The Lakers’ playoff chances rise when their defense stiffens – and their title hopes soared when their mercurial center Andrew Bynum blocked 10 shots in their Game 1 victory over Denver. Bynum doesn’t always play defense (or offense) with that kind of intensity. He’ll have to play consistently at a high rate on both ends of the floor if the Lakers hope to have a shot at the title – despite how well Kobe Bryant plays. (And you know killer Kobe will bring his A-game each and every night.)
The third key to Survivor and NBA Playoff victory is not always in the player’s control: just like when this season’s nasty, scheming villain Colton was forced off Survivor island due to appendicitis.
Colton was carried off on a stretcher by the Survivor medical team — still clutching his now-worthless immunity idol.
Sometimes, an NBA player, like Stoudemire, will take himself out of the playoffs with an injury he could have easily avoided.
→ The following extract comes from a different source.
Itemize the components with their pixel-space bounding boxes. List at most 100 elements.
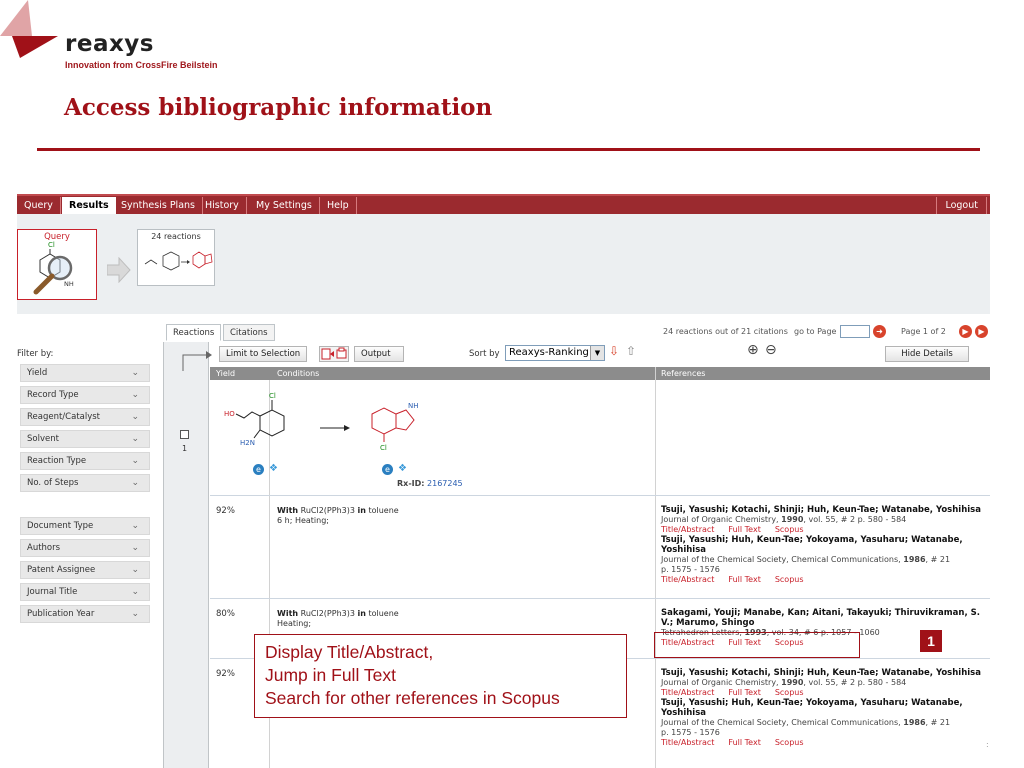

But far more often, fate deals a shockingly cruel blow – as it did to Chicago’s star point guard, Derrick Rose, who tore his ACL in the closing moments of the Bull’s Game 1 victory over the Philadelphia 76ers, ending his season and, perhaps, the Bulls title hopes in 2012.
Later that same day, The Knicks’ valuable rookie guard Iman Shumpert injured his knee during their brutal 33-point Game 1 loss to the Heat, tearing both his anterior cruciate ligament and his meniscus. (Ouch!)
Without Stoudemire and Shumpert (and Jeremy Linn who’s also out with a severe knee injury) it doesn’t look like The Knicks will outlast anyone in these NBA playoffs.
The Clippers resounding comeback victory in Game 1 against The Grizzlies was marred by a late-game injury to their starting forward, Caron Butler. A key piece of the Clipper’s winning puzzle, Butler is set to miss the next four to six weeks with a broken left hand, which he caught in an opposing player’s jersey. It was a freak injury – and a blow to the Clippers’ playoff hopes.
A team has got to stay healthy to outlast the field in the NBA Playoffs.
Outwit. Outplay. Outlast.
That’s what I love about Survivor – and the NBA Playoffs.